The announcement came after a lobby effort led by Whitehorse Local 2217 member Nicholas O’Carroll with integral assistance from Alex Forrest, president of Winnipeg MB Local 867 and the Manitoba Professional Fire Fighters Association and IAFF Canadian Trustee.
The legislation will cover 31 members of Whitehorse Local 2217 and builds on existing presumptive coverage that already includes 10 cancers, heart disease and post-traumatic stress.
Local 2217 President Barry Blisner says he expects legislation on the new coverage to start moving forward this fall, and thanks everyone involved in securing the advances. He says the addition of thyroid and pancreatic cancers will hopefully set a precedent that other provinces and territories will follow and is pleased to see the female and other reproductive cancers addressed.
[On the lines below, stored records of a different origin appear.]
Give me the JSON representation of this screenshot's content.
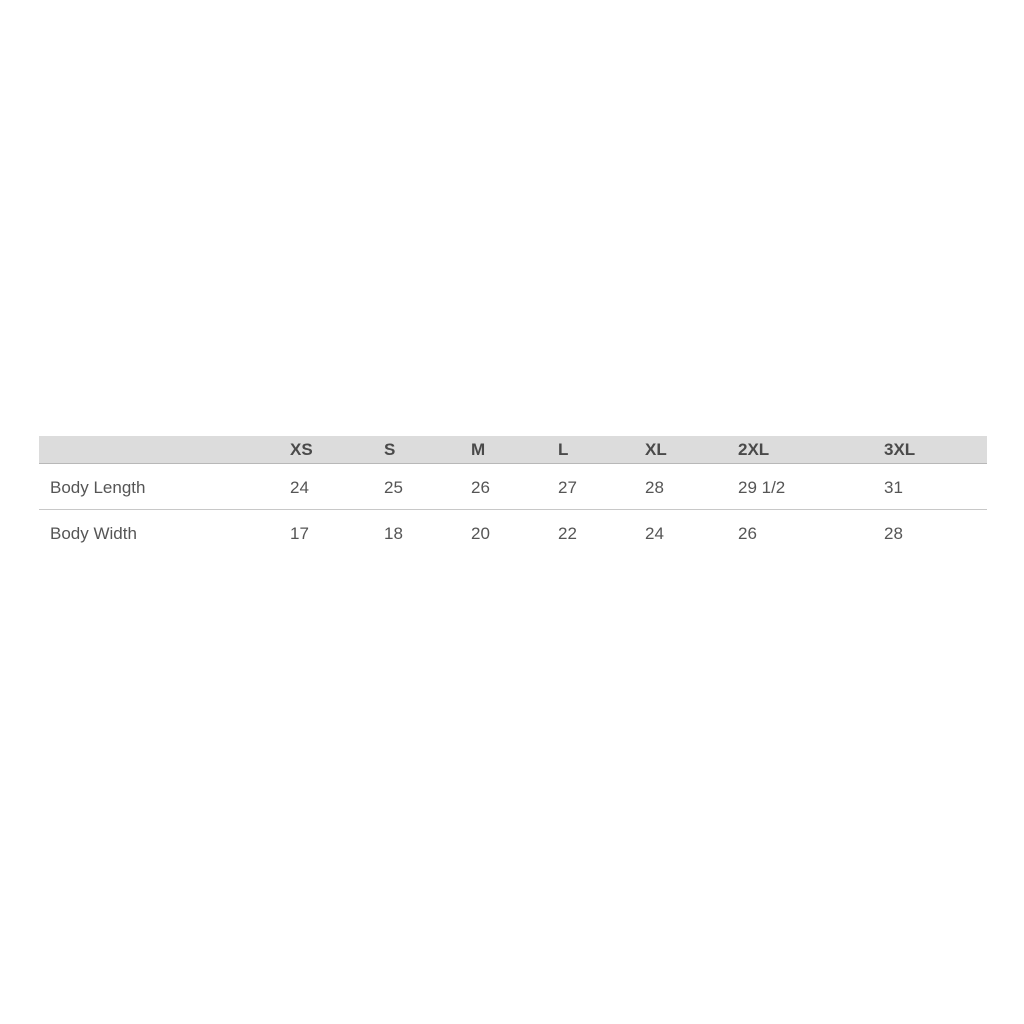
{
  "table": {
    "headers": [
      "",
      "XS",
      "S",
      "M",
      "L",
      "XL",
      "2XL",
      "3XL"
    ],
    "rows": [
      {
        "label": "Body Length",
        "values": [
          "24",
          "25",
          "26",
          "27",
          "28",
          "29 1/2",
          "31"
        ]
      },
      {
        "label": "Body Width",
        "values": [
          "17",
          "18",
          "20",
          "22",
          "24",
          "26",
          "28"
        ]
      }
    ]
  }
}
Blisner explains that while local representatives were at a Yukon fire chiefs’ conference, they were “back and forth” with the government on several cancers. Research studies made the difference on thyroid and pancreatic cancer.
“The science was all there for pancreatic and thyroid; it was a good time for us to move those forward,” he says. “The science that’s come forward in the past number of years shows that fire fighters are much more susceptible.”
Legislation deeming certain cancers and other diseases occupational for fire fighters was first adopted in Manitoba in 2002 and has since expanded to nine provinces and all three territories. Presumptive legislation introduced in Quebec last year is still moving through the legislative process, but the province already accepts that certain cancers are linked to firefighting.
Presumptive legislation not only facilitates worker’s compensation benefits for fire fighters who contract specified illnesses, it also qualifies their families for the national Memorial Grant Program benefit of $300,000 should the illness result in a line-of-duty death.